Managers are authorized by shareholders to grow the business and hire other people (and other managers). But to make the best use of self-organization in their business, they need to distribute control and delegate their authority. This article, the first in a two-part series, describes the scientific reason to empowering people, the seven levels of authority, and the “authority board” as a simple mechanism to delegate control to self-organizing teams.

Anarchy Versus Governance

Agile software development is a great success because it works through self-organizing teams. Self-organization is a lot like anarchy, which some people think is a bad thing. But agilists are “benevolent anarchists.” In Agile software development, anarchy is applied in a good way.

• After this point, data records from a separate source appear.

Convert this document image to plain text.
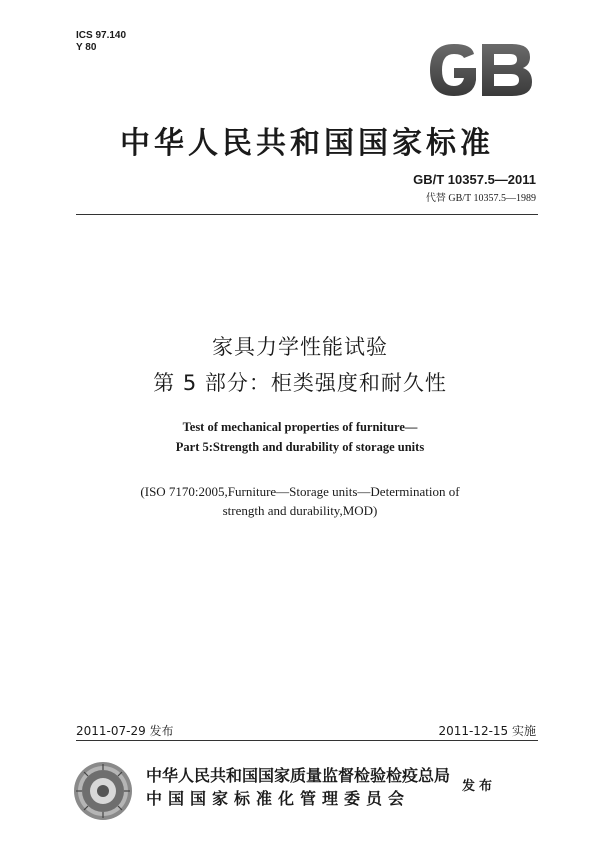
ICS 97.140
Y 80
中华人民共和国国家标准
GB/T 10357.5—2011
代替 GB/T 10357.5—1989
家具力学性能试验
第 5 部分：柜类强度和耐久性
Test of mechanical properties of furniture—
Part 5:Strength and durability of storage units
(ISO 7170:2005,Furniture—Storage units—Determination of
strength and durability,MOD)
2011-07-29 发布	2011-12-15 实施
中华人民共和国国家质量监督检验检疫总局
中国国家标准化管理委员会
发布
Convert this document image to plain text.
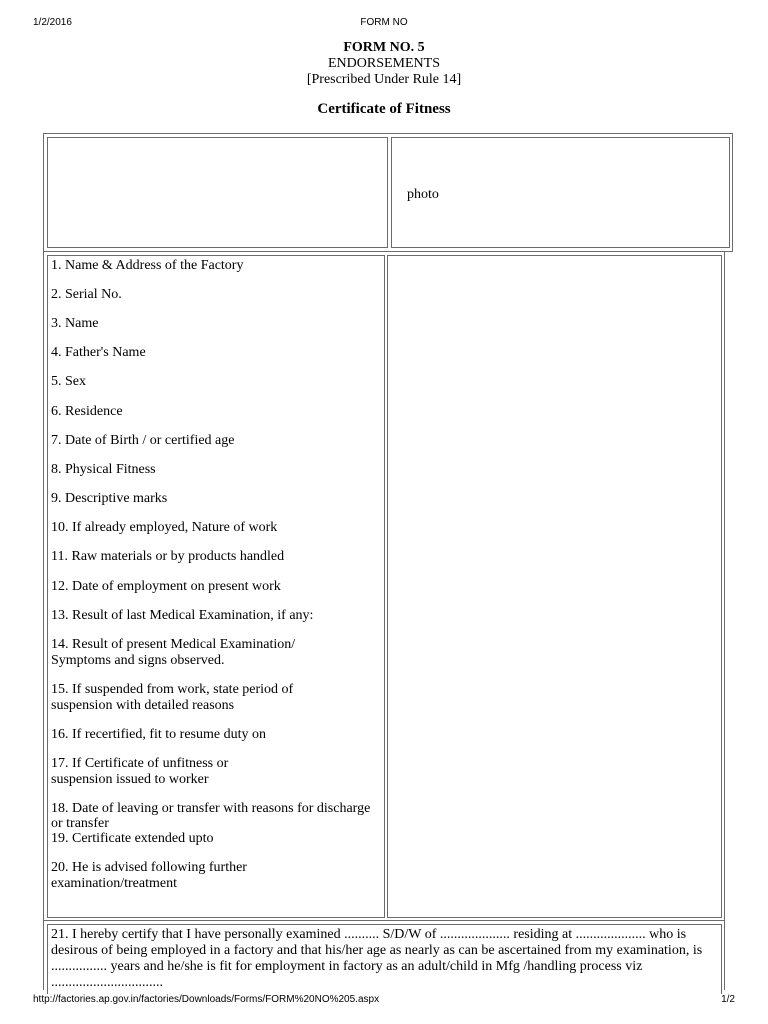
1/2/2016	FORM NO
FORM NO. 5
ENDORSEMENTS
[Prescribed Under Rule 14]
Certificate of Fitness
photo
1. Name & Address of the Factory
2. Serial No.
3. Name
4. Father's Name
5. Sex
6. Residence
7. Date of Birth / or certified age
8. Physical Fitness
9. Descriptive marks
10. If already employed, Nature of work
11. Raw materials or by products handled
12. Date of employment on present work
13. Result of last Medical Examination, if any:
14. Result of present Medical Examination/
Symptoms and signs observed.
15. If suspended from work, state period of
suspension with detailed reasons
16. If recertified, fit to resume duty on
17. If Certificate of unfitness or
suspension issued to worker
18. Date of leaving or transfer with reasons for discharge
or transfer
19. Certificate extended upto
20. He is advised following further
examination/treatment
21. I hereby certify that I have personally examined .......... S/D/W of .................... residing at .................... who is desirous of being employed in a factory and that his/her age as nearly as can be ascertained from my examination, is ................ years and he/she is fit for employment in factory as an adult/child in Mfg /handling process viz ................................
http://factories.ap.gov.in/factories/Downloads/Forms/FORM%20NO%205.aspx	1/2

The word anarchy stems from the Greek word anarcho. It means “having no ruler.” People use the word in two situations:

  • Absence of order (presence of disorder)—in other words, chaos.
  • Absence of imposed (top-down) order—in other words, complexity.

This is depicted in Figure 1. Governance, the presence of top-down order, stretches from complexity into order. And anarchy, the absence of governance, stretches from complexity into chaos.

Figure 1 Governance versus anarchy

Some people believe that anarchy equals chaos. But nature is anarchistic, and yet ecosystems are complex, not chaotic. And traffic in Brussels is anarchistic. But the daily flows of traffic are complex, not chaotic. Likewise, a well-functioning Agile team is also complex, not chaotic.

Managers are authorized by shareholders to grow a successful business. For managers, the challenge is to make sure that the “anarchistic teams” behave in a way that is valuable to all stakeholders.

I often compare managers to gardeners (Figure 2). An unmanaged garden is typically full of weeds, not beauty. From a biological perspective, there’s no difference. Either way, the ecosystem in the garden is self-organizing. It takes a gardener (authorized by the owners of the garden) to turn an anarchistic garden into something that the owners will enjoy. Likewise, it takes a manager (authorized by shareholders) to steer self-organizing teams in a direction that delivers value to the shareholders.